Consumer price growth exceeded 10 percent year over year in the second quarter in Phoenix, Atlanta, Miami and Tampa — each of which had among the nation’s strongest net inflow of interest in moving, as tracked by Redfin in its latest report.

“A place’s popularity has a big impact on how much its local prices go up,” Redfin Deputy Chief Economist Taylor Marr said in the report. “An influx of people moving into a place like Phoenix or Tampa pushes up demand for everything from housing to food to fuel, which pushes up prices in all those areas and ultimately contributes to overall inflation.”

Prices rose more quickly over the last year in Phoenix than anywhere else in the country at an annual inflation rate of 11.3 percent. The Arizona metro was Redfin’s third-most-popular migration hotspot in the second quarter.

Miami. the most popular metro to move to, saw 10 percent inflation over the last year. And the place with the second-highest net migration inflow, Tampa, saw prices rise by 10.6 percent.

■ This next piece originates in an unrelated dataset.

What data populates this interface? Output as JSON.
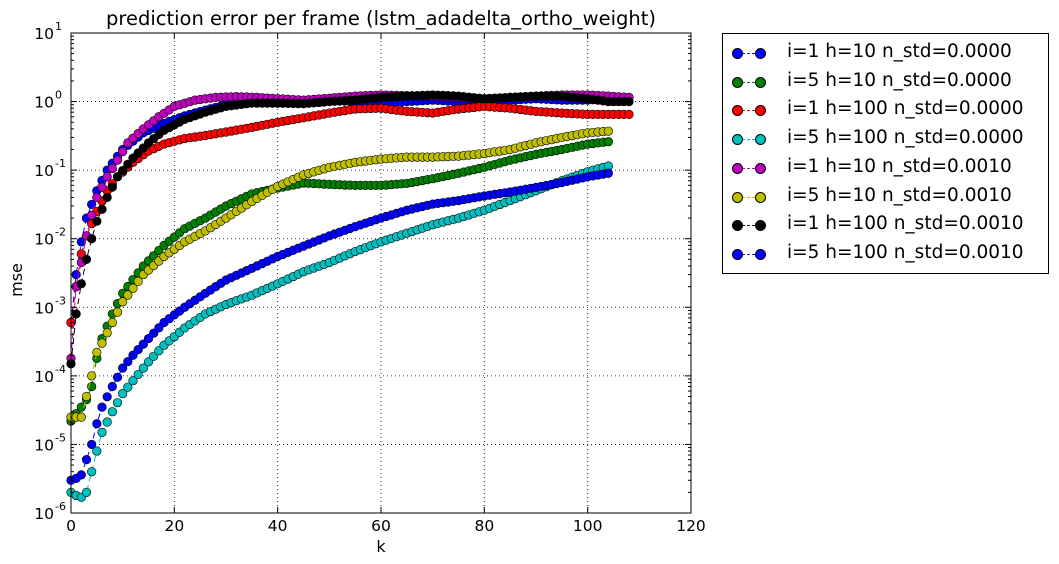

Atlanta’s 10.9 percent annual inflation was especially high for its 12th-highest net migration rate.

The relationship between lots of inbound movers and high inflation wasn’t just apparent in these extreme cases, according to Redfin’s study. In many of the places where outflowing migration was high, prices of consumer goods were more stable.

Chart by Redfin

The prices of goods and services rose merely 5.6 percent in San Francisco, the place where Redfin.com users were most likely to contemplate leaving in the second quarter of the year. That’s well below the national average for consumer price growth.

Annual inflation was also relatively low in New York City at 5.9 percent and in Washington, D.C. at 7.1 percent. Both of these were among the places from which Redfin users showed the most interest in moving.

One of the biggest reasons for this relationship appears to be inflation in the cost of housing itself, Redfin’s report argues.

Housing costs rose almost 16 percent year over year in Phoenix, according to the government’s latest consumer price index figures. This was the second-biggest driver of inflation in that area next to transportation.

The cost of housing was also the second-biggest contributor to inflation in Atlanta, where housing costs were up 11 percent year over year.

Meanwhile, in the places where inflation was lowest, the cost to the typical resident of renting or owning a home increased by a fairly normal amount: 4.2 percent in New York and 3.8 percent in San Francisco.